Eppure il Long Covid, ha tutte le caratteristiche per essere annoverato tra le malattie professionali; per questo andrebbe stilata una diagnosi ed una classificazione ufficiale che ancora manca, così come manca uno studio univoco ed ufficiale sull’impatto della malattia.
Purtroppo ad oggi mancano ancora chiari criteri, condivisi internazionalmente, per definire il long-covid. Questo inevitabilmente crea una incertezza nella diagnosi e una ampia variabilità nella identificazione di questa condizione.
Accanto a questo drammatico clima di incertezza, numerosi studi, per altro autorevoli, confermano la presenza di determinati sintomi che perdurano in particolare negli operatori sanitari, in questo caso gli infermieri, la categoria di lavoratori che si è maggiormente infettata.
Tra i gli effetti più noti del Long Covid, ce ne sono alcuni neurologici alquanto preoccupanti, che sono molto simili a quelli di una condizione da stress traumatico, ma in realtà, sempre più esperti, sostengono con certezza rientrino negli effetti postumi di chi ha contratto l’infezione.

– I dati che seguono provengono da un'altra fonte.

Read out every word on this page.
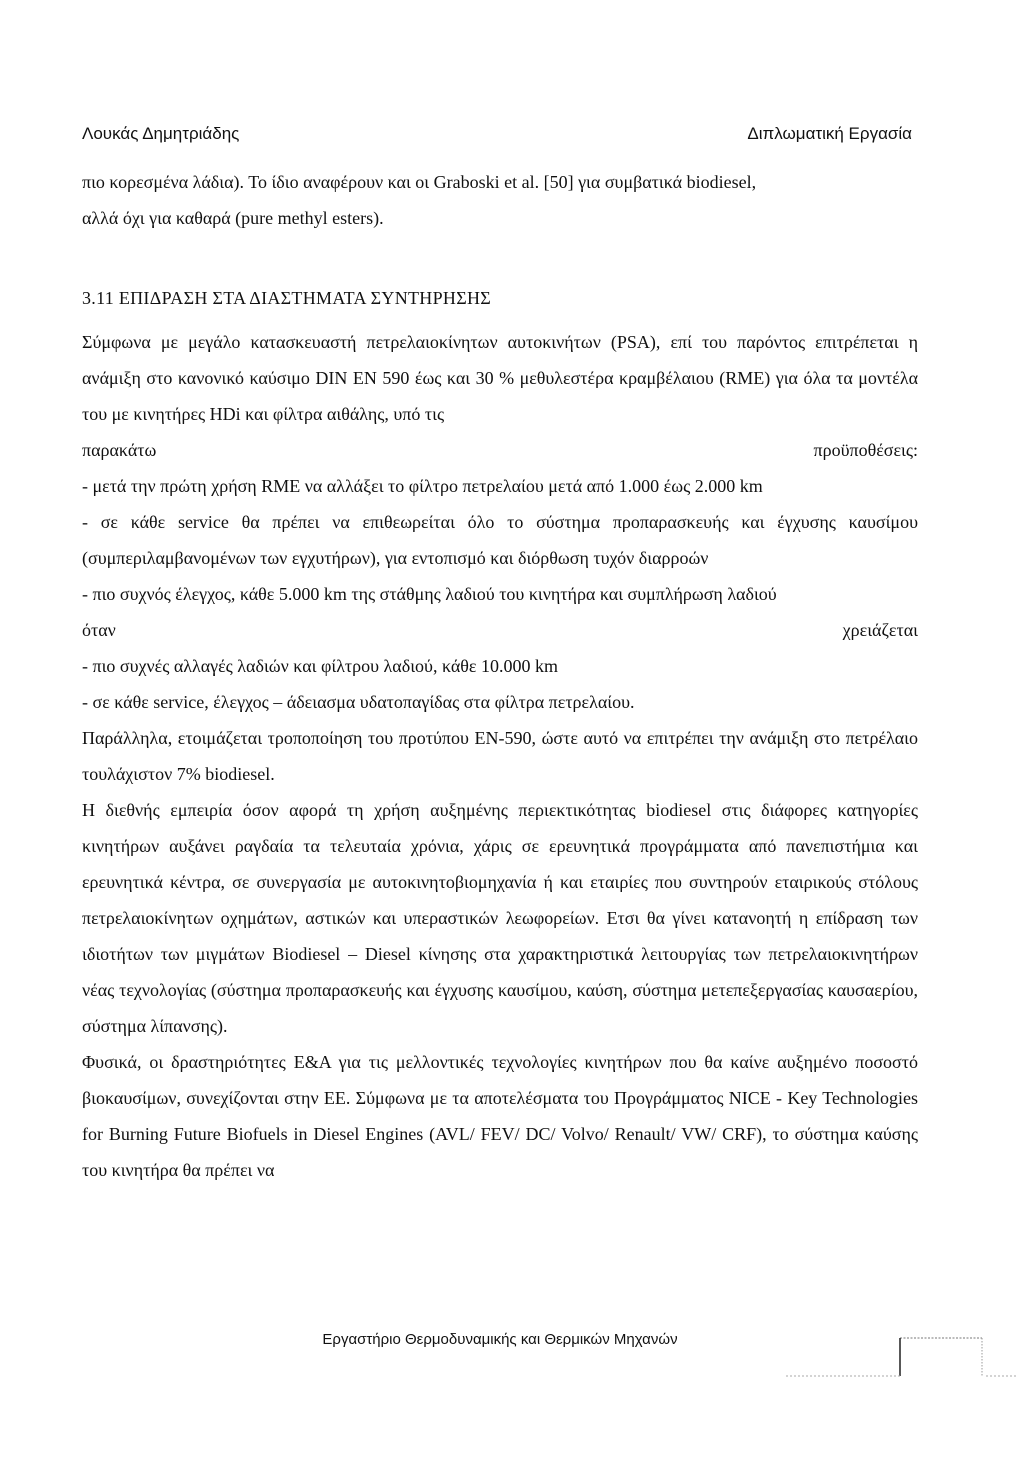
Λουκάς Δημητριάδης	Διπλωματική Εργασία

πιο κορεσμένα λάδια). Το ίδιο αναφέρουν και οι Graboski et al. [50] για συμβατικά biodiesel,

αλλά όχι για καθαρά (pure methyl esters).

3.11 ΕΠΙΔΡΑΣΗ ΣΤΑ ΔΙΑΣΤΗΜΑΤΑ ΣΥΝΤΗΡΗΣΗΣ

Σύμφωνα με μεγάλο κατασκευαστή πετρελαιοκίνητων αυτοκινήτων (PSA), επί του παρόντος επιτρέπεται η ανάμιξη στο κανονικό καύσιμο DIN EN 590 έως και 30 % μεθυλεστέρα κραμβέλαιου (RME) για όλα τα μοντέλα του με κινητήρες HDi και φίλτρα αιθάλης, υπό τις

παρακάτω	προϋποθέσεις:

- μετά την πρώτη χρήση RME να αλλάξει το φίλτρο πετρελαίου μετά από 1.000 έως 2.000 km

- σε κάθε service θα πρέπει να επιθεωρείται όλο το σύστημα προπαρασκευής και έγχυσης καυσίμου (συμπεριλαμβανομένων των εγχυτήρων), για εντοπισμό και διόρθωση τυχόν διαρροών

- πιο συχνός έλεγχος, κάθε 5.000 km της στάθμης λαδιού του κινητήρα και συμπλήρωση λαδιού

όταν	χρειάζεται

- πιο συχνές αλλαγές λαδιών και φίλτρου λαδιού, κάθε 10.000 km

- σε κάθε service, έλεγχος – άδειασμα υδατοπαγίδας στα φίλτρα πετρελαίου.

Παράλληλα, ετοιμάζεται τροποποίηση του προτύπου EN-590, ώστε αυτό να επιτρέπει την ανάμιξη στο πετρέλαιο τουλάχιστον 7% biodiesel.

Η διεθνής εμπειρία όσον αφορά τη χρήση αυξημένης περιεκτικότητας biodiesel στις διάφορες κατηγορίες κινητήρων αυξάνει ραγδαία τα τελευταία χρόνια, χάρις σε ερευνητικά προγράμματα από πανεπιστήμια και ερευνητικά κέντρα, σε συνεργασία με αυτοκινητοβιομηχανία ή και εταιρίες που συντηρούν εταιρικούς στόλους πετρελαιοκίνητων οχημάτων, αστικών και υπεραστικών λεωφορείων. Ετσι θα γίνει κατανοητή η επίδραση των ιδιοτήτων των μιγμάτων Biodiesel – Diesel κίνησης στα χαρακτηριστικά λειτουργίας των πετρελαιοκινητήρων νέας τεχνολογίας (σύστημα προπαρασκευής και έγχυσης καυσίμου, καύση, σύστημα μετεπεξεργασίας καυσαερίου, σύστημα λίπανσης).

Φυσικά, οι δραστηριότητες Ε&Α για τις μελλοντικές τεχνολογίες κινητήρων που θα καίνε αυξημένο ποσοστό βιοκαυσίμων, συνεχίζονται στην ΕΕ. Σύμφωνα με τα αποτελέσματα του Προγράμματος NICE - Key Technologies for Burning Future Biofuels in Diesel Engines (AVL/ FEV/ DC/ Volvo/ Renault/ VW/ CRF), το σύστημα καύσης του κινητήρα θα πρέπει να

Εργαστήριο Θερμοδυναμικής και Θερμικών Μηχανών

Inoltre, tale indagine, condotta su giovani operatori sanitari, rivela che gli effetti del Long Covid sono molto più comuni e frequenti per chi ha contratto la forma cosiddetta “wild” del virus, ovvero quella dei primissimi mesi della Pandemia, a differenza delle varianti come Omicron che inciderebbero molto meno su questa patologia.

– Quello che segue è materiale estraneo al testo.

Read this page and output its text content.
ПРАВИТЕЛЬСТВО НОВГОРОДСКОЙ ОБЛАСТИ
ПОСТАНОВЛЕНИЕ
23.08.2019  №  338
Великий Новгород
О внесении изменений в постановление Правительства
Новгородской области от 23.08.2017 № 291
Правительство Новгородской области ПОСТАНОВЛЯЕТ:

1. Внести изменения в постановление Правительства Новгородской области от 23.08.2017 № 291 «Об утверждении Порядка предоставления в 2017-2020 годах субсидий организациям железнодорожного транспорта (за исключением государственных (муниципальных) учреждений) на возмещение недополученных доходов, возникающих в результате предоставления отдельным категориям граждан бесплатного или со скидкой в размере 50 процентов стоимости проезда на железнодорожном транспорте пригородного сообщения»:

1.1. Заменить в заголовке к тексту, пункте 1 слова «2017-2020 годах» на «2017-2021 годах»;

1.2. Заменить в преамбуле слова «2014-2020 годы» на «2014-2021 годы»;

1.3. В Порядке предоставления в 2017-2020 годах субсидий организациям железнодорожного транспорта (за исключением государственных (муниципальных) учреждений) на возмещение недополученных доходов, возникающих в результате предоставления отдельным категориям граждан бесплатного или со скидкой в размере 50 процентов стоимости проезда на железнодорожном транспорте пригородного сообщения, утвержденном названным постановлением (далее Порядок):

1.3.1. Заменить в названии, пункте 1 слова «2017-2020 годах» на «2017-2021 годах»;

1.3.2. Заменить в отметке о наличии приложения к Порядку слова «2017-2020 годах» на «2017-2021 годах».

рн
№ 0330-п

E’ la conclusione di una ricerca svizzera condotta su oltre mille operatori sanitari, che sarà presentata al Congresso della Società europea di microbiologia clinica e malattie infettive.
Disturbi del sonno, depressione del tono dell’umore (tristezza, irritabilità, insofferenza, mancanza di interesse nei confronti di attività che prima piacevano), ansia, stress, psicosi: sintomi preoccupanti, che lo stesso infermiere, e anche il medico curante, in un primo momento, pensa chiaramente siano relativi alle difficoltà lavorative, ai turni massacranti. Invece potrebbe trattarsi chiaramente di sintomi legati al Long Covid.

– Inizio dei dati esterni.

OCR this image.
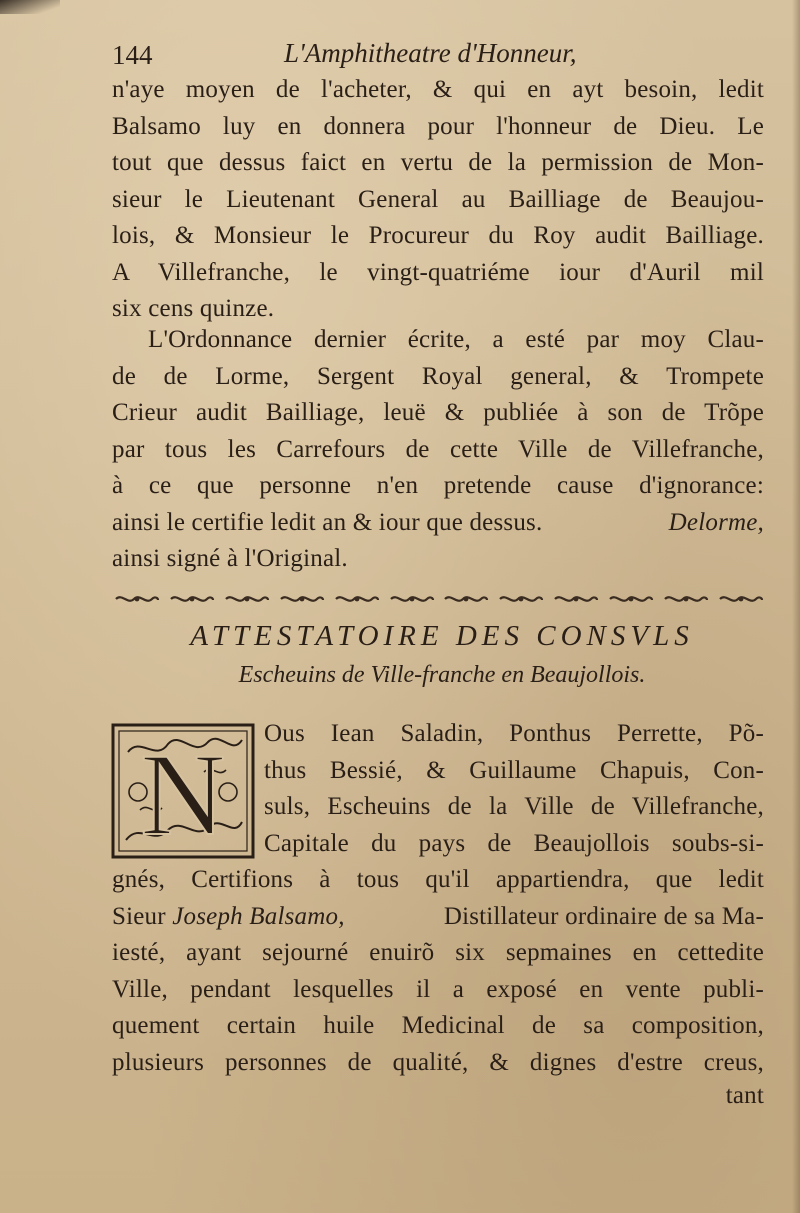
144	L'Amphitheatre d'Honneur,
n'aye moyen de l'acheter, & qui en ayt besoin, ledit
Balsamo luy en donnera pour l'honneur de Dieu. Le
tout que dessus faict en vertu de la permission de Mon-
sieur le Lieutenant General au Bailliage de Beaujou-
lois, & Monsieur le Procureur du Roy audit Bailliage.
A Villefranche, le vingt-quatriéme iour d'Auril mil
six cens quinze.
L'Ordonnance dernier écrite, a esté par moy Clau-
de de Lorme, Sergent Royal general, & Trompete
Crieur audit Bailliage, leuë & publiée à son de Trõpe
par tous les Carrefours de cette Ville de Villefranche,
à ce que personne n'en pretende cause d'ignorance:
ainsi le certifie ledit an & iour que dessus.	Delorme,
ainsi signé à l'Original.
ATTESTATOIRE DES CONSVLS
Escheuins de Ville-franche en Beaujollois.
N Ous Iean Saladin, Ponthus Perrette, Põ-
thus Bessié, & Guillaume Chapuis, Con-
suls, Escheuins de la Ville de Villefranche,
Capitale du pays de Beaujollois soubs-si-
gnés, Certifions à tous qu'il appartiendra, que ledit
Sieur Joseph Balsamo,	Distillateur ordinaire de sa Ma-
iesté, ayant sejourné enuirõ six sepmaines en cettedite
Ville, pendant lesquelles il a exposé en vente publi-
quement certain huile Medicinal de sa composition,
plusieurs personnes de qualité, & dignes d'estre creus,
tant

Inoltre, sembra accertato, da uno studio caso-controllo pubblicato su JAMA Health Forum, un aumento della percentuale di esiti avversi in una coorte di sopravvissuti alla fase acuta della malattia da COVID-19. Risultati che indicano la necessità di un monitoraggio continuo per le persone a rischio, in particolare per gli aspetti cardiovascolari e polmonari: lo afferma la coautrice Andrea DeVries, vicepresidente per la ricerca sui servizi sanitari presso Elevance Health, un fornitore statunitense di assicurazioni sanitarie, ricordando che dopo la comparsa dell’infezione da COVID-19 molte persone sperimentano sintomi noti come long-COVID o condizione post-COVID-19 (PCC), e che attualmente poco si sa sull’evoluzione di tale sintomatologia.
Durante il follow-up di un anno è stato sperimentato un maggiore utilizzo dell’assistenza sanitaria per un’ampia gamma di complicazioni: aritmie cardiache, embolia polmonare, ictus ischemico, malattia coronarica, insufficienza cardiaca, broncopneumopatia cronica ostruttiva e asma. E’ stato registrato anche un aumento della mortalità: 2,8% rispetto all’1,2% dei controlli».